France 3 – Île de France

Voici un bon aperçu de mon métier et de mon savoir-faire grâce à cette vidéo réalisée pour France-3 Paris Île-de-France Centre et diffusée le 5 novembre 1998.

Les Rendez-vous

DU CONSEIL RÉGIONAL DU CENTRE – Septembre 1997

Flash sur… Bernard Lemaire « Plus de 120 pièces estampillées sont passées par mon atelier à ce jour », déclare Bernard Lemaire, restaurateur de meubles anciens à Tours. Après quelques années d’enseignement et un an à travailler sur la restauration de meubles en marqueterie, il installe son atelier de restauration. Rapidement, il se spécialise dans le placage et la marqueterie, et plus précisément dans la marqueterie d’écaille de tortue, de laiton et d’ivoire. Un art délicat, qui demande la connaissance de techniques raffinées et un grand savoir-faire. Son talent l’a fait connaître hors de nos frontières.

A l’Ecoute

TECHNIQUES ET PASSION – décembre 1996 – janvier 1997

M. Bernard Lemaire, restaurateur, qui a participé au premier Salon des métiers d’art à Ussé.
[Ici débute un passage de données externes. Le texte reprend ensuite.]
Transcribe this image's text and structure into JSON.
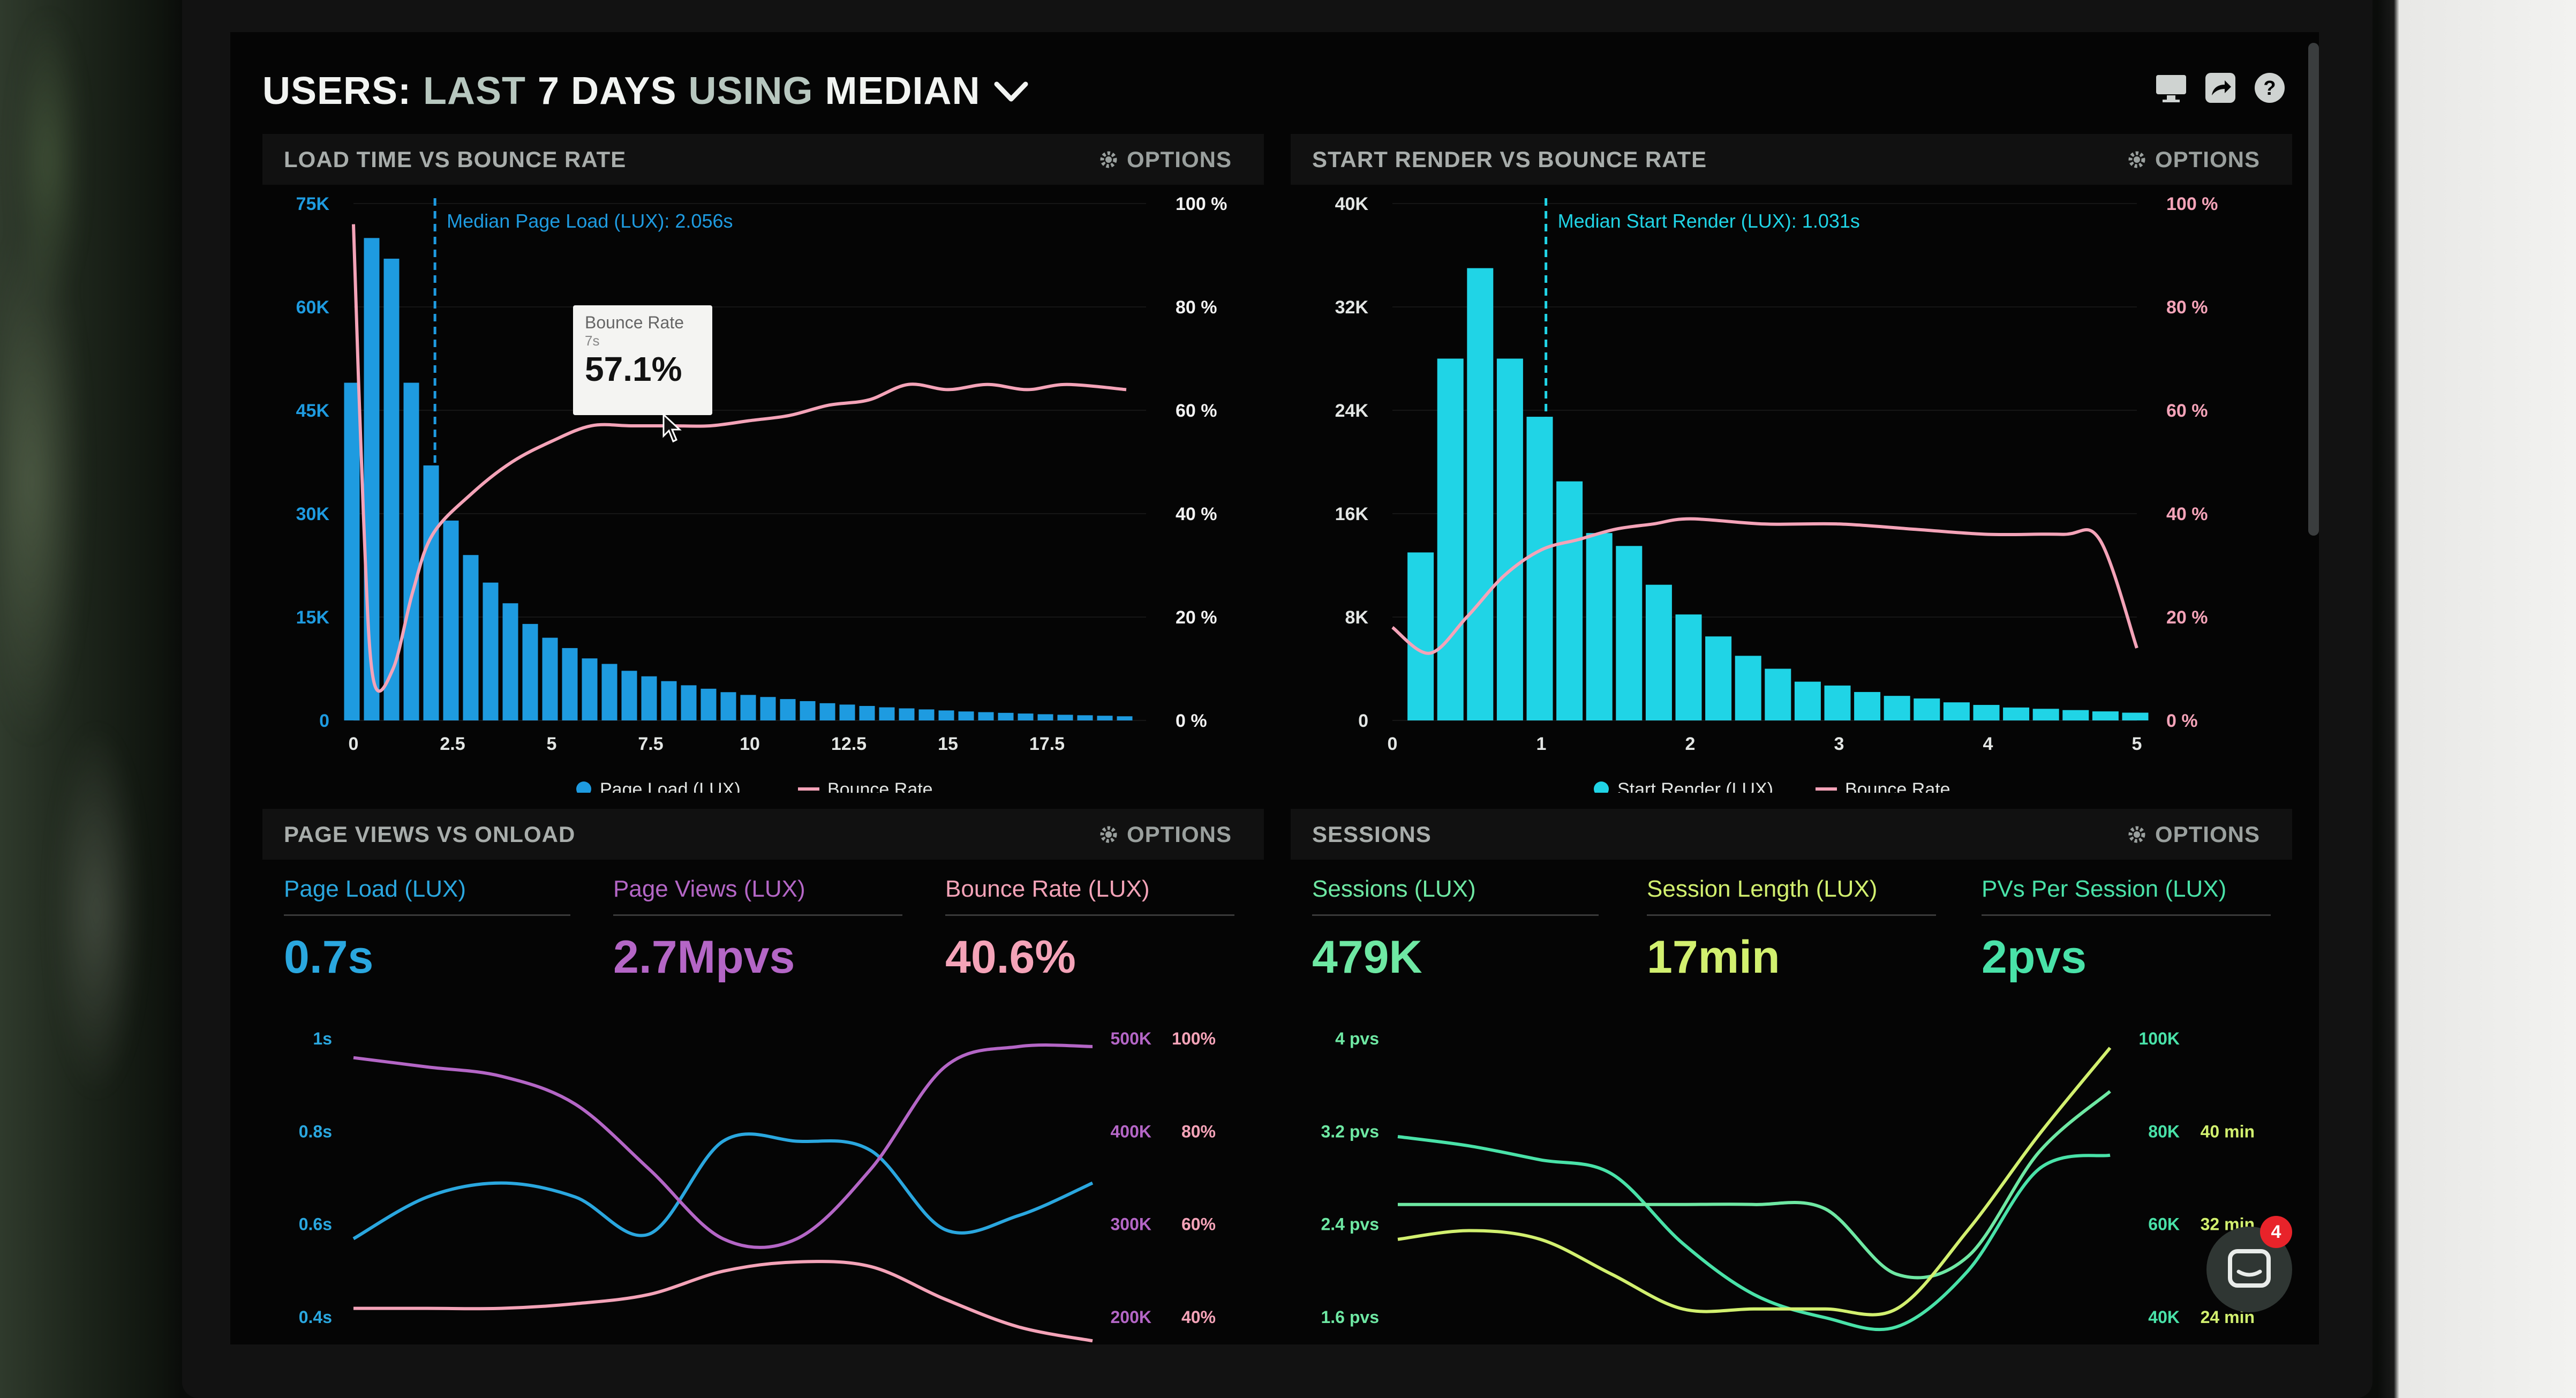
{
  "header": {
    "users": "USERS:",
    "last": "LAST",
    "days": "7 DAYS",
    "using": "USING",
    "median": "MEDIAN",
    "dropdown_icon": "chevron-down-icon",
    "icons": [
      "monitor-icon",
      "share-icon",
      "help-icon"
    ]
  },
  "colors": {
    "blue": "#1e9be0",
    "cyan": "#20d4e6",
    "pink": "#f4a3b8",
    "purple": "#b466c6",
    "lightblue": "#2aa7df",
    "green": "#6ee8a3",
    "lime": "#d2f06f",
    "teal": "#49e2a8"
  },
  "panels": {
    "load_vs_bounce": {
      "title": "LOAD TIME VS BOUNCE RATE",
      "options": "OPTIONS"
    },
    "render_vs_bounce": {
      "title": "START RENDER VS BOUNCE RATE",
      "options": "OPTIONS"
    },
    "views_vs_onload": {
      "title": "PAGE VIEWS VS ONLOAD",
      "options": "OPTIONS"
    },
    "sessions": {
      "title": "SESSIONS",
      "options": "OPTIONS"
    }
  },
  "tooltip": {
    "title": "Bounce Rate",
    "sub": "7s",
    "value": "57.1%"
  },
  "metrics": {
    "page_load": {
      "label": "Page Load (LUX)",
      "value": "0.7s"
    },
    "page_views": {
      "label": "Page Views (LUX)",
      "value": "2.7Mpvs"
    },
    "bounce_rate": {
      "label": "Bounce Rate (LUX)",
      "value": "40.6%"
    },
    "sessions": {
      "label": "Sessions (LUX)",
      "value": "479K"
    },
    "session_length": {
      "label": "Session Length (LUX)",
      "value": "17min"
    },
    "pvs_per_session": {
      "label": "PVs Per Session (LUX)",
      "value": "2pvs"
    }
  },
  "chat": {
    "badge": "4",
    "icon": "chat-icon"
  },
  "chart_data": [
    {
      "type": "bar",
      "annotation": "Median Page Load (LUX): 2.056s",
      "median_x": 2.056,
      "x_ticks": [
        "0",
        "2.5",
        "5",
        "7.5",
        "10",
        "12.5",
        "15",
        "17.5"
      ],
      "xlim": [
        0,
        20
      ],
      "y_left_ticks": [
        "0",
        "15K",
        "30K",
        "45K",
        "60K",
        "75K"
      ],
      "ylim_left": [
        0,
        75000
      ],
      "y_right_ticks": [
        "0 %",
        "20 %",
        "40 %",
        "60 %",
        "80 %",
        "100 %"
      ],
      "ylim_right": [
        0,
        100
      ],
      "legend": [
        "Page Load (LUX)",
        "Bounce Rate"
      ],
      "series": [
        {
          "name": "Page Load (LUX)",
          "x": [
            0,
            0.5,
            1,
            1.5,
            2,
            2.5,
            3,
            3.5,
            4,
            4.5,
            5,
            5.5,
            6,
            6.5,
            7,
            7.5,
            8,
            8.5,
            9,
            9.5,
            10,
            10.5,
            11,
            11.5,
            12,
            12.5,
            13,
            13.5,
            14,
            14.5,
            15,
            15.5,
            16,
            16.5,
            17,
            17.5,
            18,
            18.5,
            19,
            19.5
          ],
          "values": [
            49000,
            70000,
            67000,
            49000,
            37000,
            29000,
            24000,
            20000,
            17000,
            14000,
            12000,
            10500,
            9000,
            8200,
            7200,
            6400,
            5700,
            5100,
            4600,
            4100,
            3700,
            3400,
            3100,
            2800,
            2500,
            2300,
            2100,
            1900,
            1750,
            1600,
            1450,
            1300,
            1200,
            1100,
            1000,
            900,
            820,
            750,
            680,
            600
          ]
        },
        {
          "name": "Bounce Rate",
          "x": [
            0,
            0.25,
            0.5,
            1,
            1.5,
            2,
            3,
            4,
            5,
            6,
            7,
            8,
            9,
            10,
            11,
            12,
            13,
            14,
            15,
            16,
            17,
            18,
            19.5
          ],
          "values": [
            96,
            40,
            8,
            10,
            25,
            36,
            44,
            50,
            54,
            57,
            57,
            57,
            57,
            58,
            59,
            61,
            62,
            65,
            64,
            65,
            64,
            65,
            64
          ]
        }
      ]
    },
    {
      "type": "bar",
      "annotation": "Median Start Render (LUX): 1.031s",
      "median_x": 1.031,
      "x_ticks": [
        "0",
        "1",
        "2",
        "3",
        "4",
        "5"
      ],
      "xlim": [
        0,
        5
      ],
      "y_left_ticks": [
        "0",
        "8K",
        "16K",
        "24K",
        "32K",
        "40K"
      ],
      "ylim_left": [
        0,
        40000
      ],
      "y_right_ticks": [
        "0 %",
        "20 %",
        "40 %",
        "60 %",
        "80 %",
        "100 %"
      ],
      "ylim_right": [
        0,
        100
      ],
      "legend": [
        "Start Render (LUX)",
        "Bounce Rate"
      ],
      "series": [
        {
          "name": "Start Render (LUX)",
          "x": [
            0.2,
            0.4,
            0.6,
            0.8,
            1.0,
            1.2,
            1.4,
            1.6,
            1.8,
            2.0,
            2.2,
            2.4,
            2.6,
            2.8,
            3.0,
            3.2,
            3.4,
            3.6,
            3.8,
            4.0,
            4.2,
            4.4,
            4.6,
            4.8,
            5.0
          ],
          "values": [
            13000,
            28000,
            35000,
            28000,
            23500,
            18500,
            14500,
            13500,
            10500,
            8200,
            6500,
            5000,
            4000,
            3000,
            2700,
            2200,
            1900,
            1700,
            1400,
            1200,
            1000,
            900,
            800,
            700,
            600
          ]
        },
        {
          "name": "Bounce Rate",
          "x": [
            0,
            0.25,
            0.5,
            0.75,
            1,
            1.25,
            1.5,
            1.75,
            2,
            2.5,
            3,
            3.5,
            4,
            4.5,
            4.75,
            5
          ],
          "values": [
            18,
            13,
            20,
            28,
            33,
            35,
            37,
            38,
            39,
            38,
            38,
            37,
            36,
            36,
            35,
            14
          ]
        }
      ]
    },
    {
      "type": "line",
      "y_left_ticks": [
        "0.4s",
        "0.6s",
        "0.8s",
        "1s"
      ],
      "y_mid_ticks": [
        "200K",
        "300K",
        "400K",
        "500K"
      ],
      "y_right_ticks": [
        "40%",
        "60%",
        "80%",
        "100%"
      ],
      "series": [
        {
          "name": "Page Load (LUX)",
          "values": [
            0.57,
            0.66,
            0.69,
            0.66,
            0.58,
            0.78,
            0.78,
            0.76,
            0.59,
            0.62,
            0.69
          ]
        },
        {
          "name": "Page Views (LUX)",
          "values": [
            480000,
            470000,
            460000,
            430000,
            360000,
            285000,
            285000,
            360000,
            470000,
            492000,
            492000
          ]
        },
        {
          "name": "Bounce Rate (LUX)",
          "values": [
            42,
            42,
            42,
            43,
            45,
            50,
            52,
            51,
            44,
            38,
            35
          ]
        }
      ]
    },
    {
      "type": "line",
      "y_left_ticks": [
        "1.6 pvs",
        "2.4 pvs",
        "3.2 pvs",
        "4 pvs"
      ],
      "y_mid_ticks": [
        "40K",
        "60K",
        "80K",
        "100K"
      ],
      "y_right_ticks": [
        "24 min",
        "32 min",
        "40 min"
      ],
      "series": [
        {
          "name": "Sessions (LUX)",
          "values": [
            79000,
            77000,
            74000,
            71000,
            56000,
            45000,
            40000,
            38000,
            50000,
            72000,
            75000
          ]
        },
        {
          "name": "Session Length (LUX)",
          "values": [
            21,
            21,
            21,
            21,
            21,
            21,
            20.5,
            13,
            15,
            27,
            34
          ]
        },
        {
          "name": "PVs Per Session (LUX)",
          "values": [
            1.7,
            1.8,
            1.7,
            1.3,
            0.9,
            0.9,
            0.9,
            0.9,
            1.8,
            2.9,
            3.9
          ]
        }
      ]
    }
  ]
}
Après l’École Boulle, et après avoir travaillé dans un atelier où l’on restaurait 1300 pièces pour Versailles et Trianon, Bernard Lemaire a enseigné durant quatre ans, avant d’ouvrir son atelier à Tours. Aujourd’hui, il restaure des pièces de toutes les époques et de toutes les tailles. Pour « redonner vie au meuble, qui parle par son décor et son parfum, il faut connaître son histoire ». Ainsi les techniques qu’il emploie sont différentes selon ce qu’il « ressent ». Et pour cela il faut : « Entrer en contact avec ce que l’artiste a voulu faire à l’époque, avec le plaisir qu’il a pris à fabriquer l’objet ».